DKK/SGD Price Location Span A below Span B Trend Line Support Tenkan vs Kijun Sentiment
Trend Negative Below   Cloud Resistance at 0.2006                   0.1922 Turning Bullish Neutral to Negative

 

DKK-SGD-Chart

After a long uptrend, the two year high occurred May of 2014 and then reversed. The reversal coincides precisely with the dual events of the ECB being concerned that a too strong Euro was stifling growth and a larger global concerns of China’s continued slowing of growth. The trend line demonstrates a clear line of support over the period from the 52 week high to 52 week low. This seems to indicate more a weakening of the Euro, thus affecting DKK, than a strengthening of the Yuan, thus affecting SGD, as most analysts considered China’s slowing economy as temporary. This is reflected from the May 2014 high of 0.2336 SGD per Krone to the April 2015 low of 0.1965 SGD per Krone; an almost 15.9% reduction. Along the trend line were several tests of both support and resistance. Three notable events occurred during the period from 15 January through 22 January: the Swiss surprise unpegging, record lows measured Chinese GDP growth and the ECB announcement of the promised QE program.
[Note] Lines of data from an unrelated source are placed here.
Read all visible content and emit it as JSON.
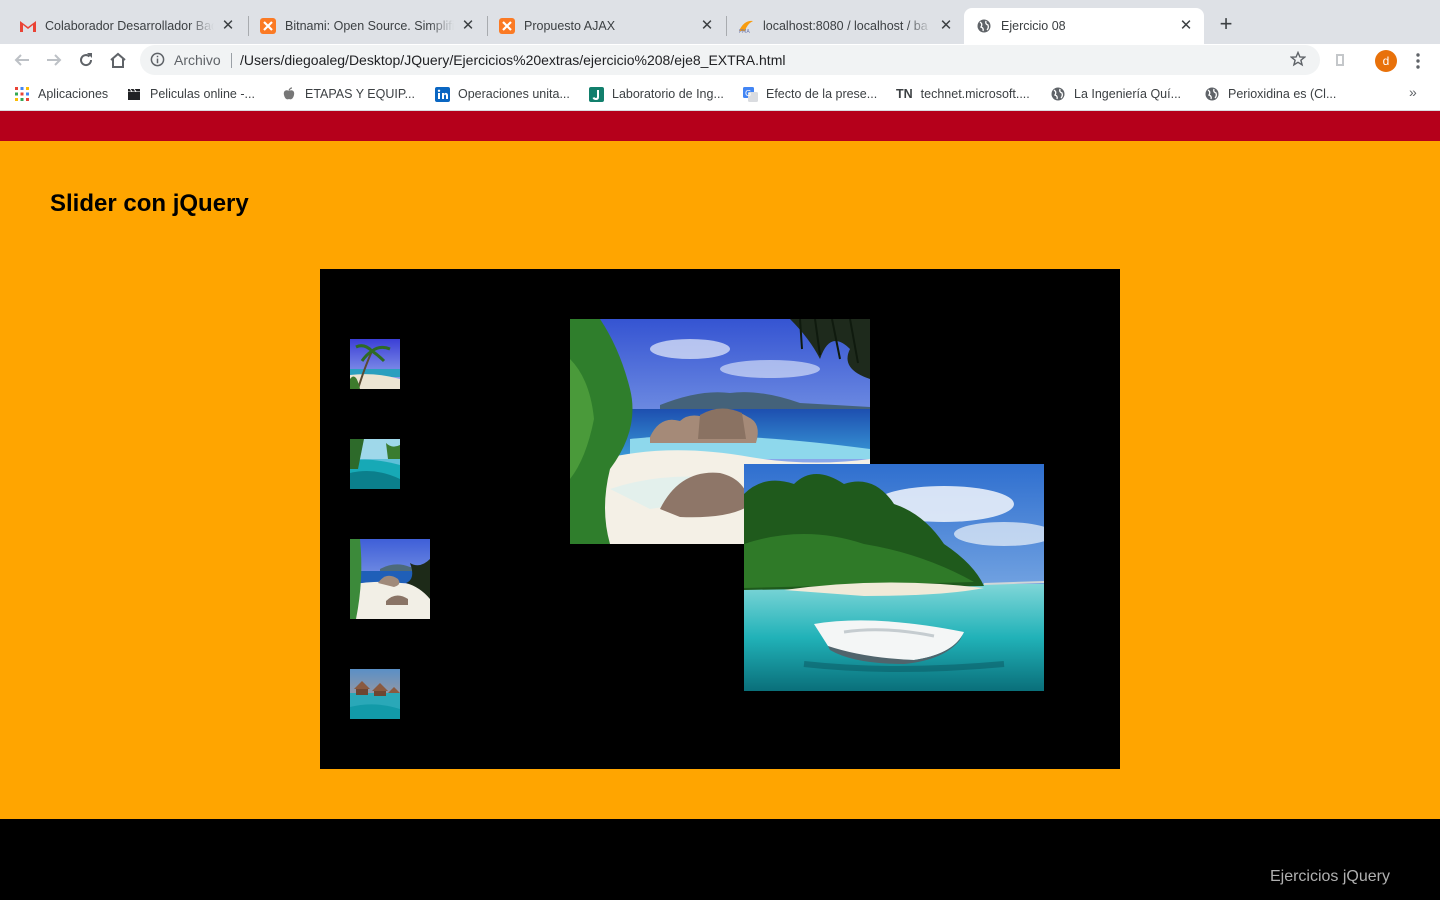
{
  "browser": {
    "tabs": [
      {
        "title": "Colaborador Desarrollador Bac",
        "icon": "gmail-icon",
        "active": false
      },
      {
        "title": "Bitnami: Open Source. Simplifie",
        "icon": "xampp-icon",
        "active": false
      },
      {
        "title": "Propuesto AJAX",
        "icon": "xampp-icon",
        "active": false
      },
      {
        "title": "localhost:8080 / localhost / ba",
        "icon": "phpmyadmin-icon",
        "active": false
      },
      {
        "title": "Ejercicio 08",
        "icon": "globe-icon",
        "active": true
      }
    ],
    "address_bar": {
      "security_label": "Archivo",
      "url": "/Users/diegoaleg/Desktop/JQuery/Ejercicios%20extras/ejercicio%208/eje8_EXTRA.html"
    },
    "profile_initial": "d",
    "bookmarks": [
      {
        "label": "Aplicaciones",
        "icon": "apps-grid-icon"
      },
      {
        "label": "Peliculas online -...",
        "icon": "clapper-icon"
      },
      {
        "label": "ETAPAS Y EQUIP...",
        "icon": "apple-icon"
      },
      {
        "label": "Operaciones unita...",
        "icon": "linkedin-icon"
      },
      {
        "label": "Laboratorio de Ing...",
        "icon": "j-icon"
      },
      {
        "label": "Efecto de la prese...",
        "icon": "translate-icon"
      },
      {
        "label": "technet.microsoft....",
        "icon": "tn-icon",
        "prefix": "TN"
      },
      {
        "label": "La Ingeniería Quí...",
        "icon": "globe-icon"
      },
      {
        "label": "Perioxidina es (Cl...",
        "icon": "globe-icon"
      }
    ]
  },
  "page": {
    "title": "Slider con jQuery",
    "footer_text": "Ejercicios jQuery",
    "colors": {
      "top_bar": "#b5001b",
      "main_background": "#ffa500",
      "slider_background": "#000000",
      "footer_background": "#000000"
    },
    "thumbnails": [
      {
        "image": "palm-beach"
      },
      {
        "image": "lagoon-pool"
      },
      {
        "image": "seychelles-beach"
      },
      {
        "image": "overwater-bungalows"
      }
    ],
    "slides": [
      {
        "image": "seychelles-beach"
      },
      {
        "image": "tropical-boat"
      }
    ]
  }
}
The most recent run at testing cloud resistance may be related to the sudden and yet to be explained selloff in the US sovereign bond markets which, in turn, strengthened the Euro.

In conclusion, the expectation should be that it will be difficult for DKK/SGD to break through resistance as long as the ECB is still in the market and the US maintains its rate policy past June. Further, in the event of a recovery in the Eurozone the Danish Krone remains tied to the Euro while the MAS has the flexibility to manage its trade weighted dollar in response to a recovery in the Pacific region. Hence the Singaporean dollar should continue to lead the Danish Krone.